Measuring Patient Satisfaction, Part 3

Conversations with the QI Coordinator in these incidences (in part 2) resulted in significant changes in the entire education of the patients. In all of the centers the decision was made to conduct the postoperative teaching during the preoperative phone call or visit.   The QI Committee met to discuss what additional steps could be taken to enhance patient teaching and in all cases came to the realization that their teaching really had been only to cover the usual basics all patients experience during the first 48 hours postoperatively, but did not include effective discharge planning; i.e., care beyond the basic physical care of the wound, etc.  The next step was to identify the types of procedures where additional education and planning would be warranted.  The groups identified additional information that would be needed.  All of the groups admitted that they always asked if there was a caregiver and stressed that that person, or someone, had to be there to drive the patient home.  However, they never inquired regarding the health of the caretaker or much more beyond the driving the patient home conversation.  “Can your caretaker adequately care for you at home?  Can this person provide your meals?  Change your dressing?  Help you ambulate?”  These questions were added to the preoperative teaching.  Additional questions developed included the home environment; e.g., are there stairs to navigate to the TV?…to the bedroom?  Who will prepare your meals?  Help you bathe?  These questions became very helpful when in the course of interviewing one patient, it was discovered that his “caretaker” would be his wife.  He had planned to take a cab in for his cataract surgery and to return home where his wife would assume his care.  However, it was discovered that his wife was a cardiac patient and was bedridden!

The next step many of the groups made was to contact the various patient care coordinators in some of the physicians’ offices soliciting their help in getting this information from the patient at the time he was scheduled for his surgical appointment.

The pre-op staff in the centers revised their preoperative phone call process to make the call on the average two weeks prior to the scheduled appointment in order to allow adequate time for the patient to make his plans.  One center developed a service of adult care persons to serve as caregivers for their patients.  These persons were all known to the center staff.  Background checks were done on them.

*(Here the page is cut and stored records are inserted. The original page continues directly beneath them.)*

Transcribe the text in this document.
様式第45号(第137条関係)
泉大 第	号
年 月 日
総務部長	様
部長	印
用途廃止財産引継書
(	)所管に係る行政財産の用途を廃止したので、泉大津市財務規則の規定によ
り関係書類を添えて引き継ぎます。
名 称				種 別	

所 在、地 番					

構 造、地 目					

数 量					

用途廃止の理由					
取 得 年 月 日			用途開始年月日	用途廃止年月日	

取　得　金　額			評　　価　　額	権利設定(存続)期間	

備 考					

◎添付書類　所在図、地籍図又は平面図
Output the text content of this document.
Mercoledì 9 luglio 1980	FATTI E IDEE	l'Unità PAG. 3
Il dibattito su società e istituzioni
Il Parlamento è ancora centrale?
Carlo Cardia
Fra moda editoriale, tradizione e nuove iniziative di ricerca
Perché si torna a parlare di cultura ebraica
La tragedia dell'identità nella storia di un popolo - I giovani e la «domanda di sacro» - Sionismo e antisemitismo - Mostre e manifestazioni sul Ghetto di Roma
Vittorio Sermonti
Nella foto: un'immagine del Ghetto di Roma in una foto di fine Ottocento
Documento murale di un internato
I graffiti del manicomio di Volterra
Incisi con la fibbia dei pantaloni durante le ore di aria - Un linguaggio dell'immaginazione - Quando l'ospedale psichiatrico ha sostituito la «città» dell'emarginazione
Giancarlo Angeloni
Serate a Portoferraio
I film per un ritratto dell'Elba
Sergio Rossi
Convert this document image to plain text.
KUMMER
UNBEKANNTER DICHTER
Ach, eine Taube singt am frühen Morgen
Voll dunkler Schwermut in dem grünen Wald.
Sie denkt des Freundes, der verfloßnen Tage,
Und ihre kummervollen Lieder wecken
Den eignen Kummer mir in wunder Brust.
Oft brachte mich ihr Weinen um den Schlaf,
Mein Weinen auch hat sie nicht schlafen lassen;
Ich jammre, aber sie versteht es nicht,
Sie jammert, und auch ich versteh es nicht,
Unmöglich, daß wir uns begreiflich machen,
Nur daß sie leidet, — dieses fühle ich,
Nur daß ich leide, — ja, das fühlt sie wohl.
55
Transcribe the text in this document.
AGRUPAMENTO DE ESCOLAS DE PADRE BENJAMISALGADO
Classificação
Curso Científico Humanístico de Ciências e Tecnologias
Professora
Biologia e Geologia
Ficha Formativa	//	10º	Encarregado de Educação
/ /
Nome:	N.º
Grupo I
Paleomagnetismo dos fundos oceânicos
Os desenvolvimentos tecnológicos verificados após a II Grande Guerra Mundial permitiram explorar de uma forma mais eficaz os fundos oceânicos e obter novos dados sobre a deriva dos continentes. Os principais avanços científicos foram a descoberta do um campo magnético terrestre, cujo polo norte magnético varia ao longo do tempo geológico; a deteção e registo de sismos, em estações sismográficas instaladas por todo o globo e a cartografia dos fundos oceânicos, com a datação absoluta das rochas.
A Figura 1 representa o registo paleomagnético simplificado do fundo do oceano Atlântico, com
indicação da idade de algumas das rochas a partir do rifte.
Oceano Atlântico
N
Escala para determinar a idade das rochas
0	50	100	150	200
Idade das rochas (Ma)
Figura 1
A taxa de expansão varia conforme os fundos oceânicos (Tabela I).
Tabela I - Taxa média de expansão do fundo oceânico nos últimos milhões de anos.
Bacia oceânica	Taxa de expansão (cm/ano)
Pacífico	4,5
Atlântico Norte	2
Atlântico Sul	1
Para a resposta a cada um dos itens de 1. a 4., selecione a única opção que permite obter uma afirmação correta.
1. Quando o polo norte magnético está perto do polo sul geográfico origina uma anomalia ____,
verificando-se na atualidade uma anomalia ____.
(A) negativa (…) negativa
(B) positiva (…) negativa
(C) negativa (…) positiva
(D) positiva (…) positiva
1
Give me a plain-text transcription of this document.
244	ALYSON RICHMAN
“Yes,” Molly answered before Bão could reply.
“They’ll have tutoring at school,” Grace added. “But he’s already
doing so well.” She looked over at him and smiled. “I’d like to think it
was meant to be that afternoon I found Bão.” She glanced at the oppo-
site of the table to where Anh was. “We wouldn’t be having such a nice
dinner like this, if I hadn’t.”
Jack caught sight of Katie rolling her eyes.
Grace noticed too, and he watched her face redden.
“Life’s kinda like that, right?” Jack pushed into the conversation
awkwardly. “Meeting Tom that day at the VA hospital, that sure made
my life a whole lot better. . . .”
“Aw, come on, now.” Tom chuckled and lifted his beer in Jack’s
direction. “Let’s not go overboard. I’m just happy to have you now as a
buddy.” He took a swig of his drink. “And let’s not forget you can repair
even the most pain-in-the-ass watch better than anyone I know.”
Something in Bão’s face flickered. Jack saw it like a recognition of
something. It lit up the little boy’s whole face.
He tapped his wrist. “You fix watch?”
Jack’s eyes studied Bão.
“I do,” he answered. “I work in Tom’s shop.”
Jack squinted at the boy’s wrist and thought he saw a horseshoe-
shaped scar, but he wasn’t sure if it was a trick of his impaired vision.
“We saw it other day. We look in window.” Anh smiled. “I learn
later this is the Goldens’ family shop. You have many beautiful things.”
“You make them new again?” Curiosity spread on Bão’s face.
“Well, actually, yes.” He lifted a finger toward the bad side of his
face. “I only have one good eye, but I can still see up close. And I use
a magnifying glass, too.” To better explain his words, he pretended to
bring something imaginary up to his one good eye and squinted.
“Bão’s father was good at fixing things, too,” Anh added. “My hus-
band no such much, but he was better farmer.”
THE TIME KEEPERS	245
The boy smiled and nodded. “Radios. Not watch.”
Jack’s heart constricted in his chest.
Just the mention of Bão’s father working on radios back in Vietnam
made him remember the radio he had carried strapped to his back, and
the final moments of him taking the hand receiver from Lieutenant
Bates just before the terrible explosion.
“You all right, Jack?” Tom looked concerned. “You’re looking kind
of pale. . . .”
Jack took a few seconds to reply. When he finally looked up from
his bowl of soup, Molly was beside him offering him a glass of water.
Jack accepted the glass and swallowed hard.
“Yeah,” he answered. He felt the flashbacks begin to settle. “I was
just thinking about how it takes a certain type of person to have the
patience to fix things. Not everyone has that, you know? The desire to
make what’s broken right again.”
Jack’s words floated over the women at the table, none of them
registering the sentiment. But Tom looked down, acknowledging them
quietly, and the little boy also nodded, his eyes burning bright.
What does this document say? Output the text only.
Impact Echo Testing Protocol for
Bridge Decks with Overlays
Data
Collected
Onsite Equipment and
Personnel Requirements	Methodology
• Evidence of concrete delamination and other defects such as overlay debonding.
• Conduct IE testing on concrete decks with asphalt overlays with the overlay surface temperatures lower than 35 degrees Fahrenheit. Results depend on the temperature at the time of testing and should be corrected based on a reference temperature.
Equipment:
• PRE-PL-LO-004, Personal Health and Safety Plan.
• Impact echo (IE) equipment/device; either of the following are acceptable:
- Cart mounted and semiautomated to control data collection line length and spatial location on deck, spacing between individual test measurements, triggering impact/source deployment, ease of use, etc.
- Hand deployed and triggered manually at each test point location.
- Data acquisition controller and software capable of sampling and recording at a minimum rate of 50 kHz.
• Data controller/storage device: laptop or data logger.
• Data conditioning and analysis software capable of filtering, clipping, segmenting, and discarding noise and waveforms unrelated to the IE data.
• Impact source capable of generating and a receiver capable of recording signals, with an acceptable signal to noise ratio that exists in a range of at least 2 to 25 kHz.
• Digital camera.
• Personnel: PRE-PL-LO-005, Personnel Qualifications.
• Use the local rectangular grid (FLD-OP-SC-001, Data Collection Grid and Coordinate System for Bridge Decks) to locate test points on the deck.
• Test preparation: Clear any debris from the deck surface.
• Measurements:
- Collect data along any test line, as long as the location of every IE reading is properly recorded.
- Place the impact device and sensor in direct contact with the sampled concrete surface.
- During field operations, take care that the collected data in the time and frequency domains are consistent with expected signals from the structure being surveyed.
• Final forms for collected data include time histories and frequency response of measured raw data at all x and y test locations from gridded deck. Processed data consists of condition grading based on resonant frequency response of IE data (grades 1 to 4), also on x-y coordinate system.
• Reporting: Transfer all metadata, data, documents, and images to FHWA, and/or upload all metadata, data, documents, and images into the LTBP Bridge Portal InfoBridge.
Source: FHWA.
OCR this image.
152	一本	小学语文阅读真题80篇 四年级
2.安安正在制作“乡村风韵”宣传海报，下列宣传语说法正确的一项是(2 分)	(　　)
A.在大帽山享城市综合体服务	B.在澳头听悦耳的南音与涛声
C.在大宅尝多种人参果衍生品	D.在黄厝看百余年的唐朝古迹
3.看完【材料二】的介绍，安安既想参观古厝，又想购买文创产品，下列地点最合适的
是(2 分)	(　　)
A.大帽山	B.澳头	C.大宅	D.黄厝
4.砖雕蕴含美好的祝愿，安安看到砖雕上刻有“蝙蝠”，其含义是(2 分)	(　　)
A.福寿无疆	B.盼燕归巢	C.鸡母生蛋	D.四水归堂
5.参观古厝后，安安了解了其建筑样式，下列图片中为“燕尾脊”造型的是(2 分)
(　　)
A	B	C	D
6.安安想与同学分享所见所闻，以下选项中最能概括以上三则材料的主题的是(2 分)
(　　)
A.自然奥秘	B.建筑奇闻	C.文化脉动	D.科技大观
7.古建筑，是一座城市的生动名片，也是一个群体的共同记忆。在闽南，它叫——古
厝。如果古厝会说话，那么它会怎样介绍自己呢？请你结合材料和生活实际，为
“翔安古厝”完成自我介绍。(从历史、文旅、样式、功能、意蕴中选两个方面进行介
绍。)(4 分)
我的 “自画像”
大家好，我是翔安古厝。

CPR certification was a requirement to be placed on the list.  The patients who had no caregivers were given the list and had the option to contract with one of these persons.  The patient paid the caretaker.  These persons were bonded and screened by the center leaders.  This alleviated cancellations at the last minute due to the unavailability of a caretaker, or the confrontation of the patient postoperatively when no caretaker arrived to take him home.  The caretaker brought the patient to the center for his procedure, stayed and participated in the postoperative instructions, drove the patient home, prepared him a meal, stayed the first night and brought him back for his first postoperative visit.  This program has been in place several years at this particular center resulting in high patient satisfaction rates.

Additional centers have begun asking their focus questions through postoperative e-mails to the patients and are reporting very positive results from this process.

Measuring patient satisfaction need not be a hair pulling, frustrating process, but, rather, can result in tremendous satisfaction on the part not only of the patient but of the center leaders and staff.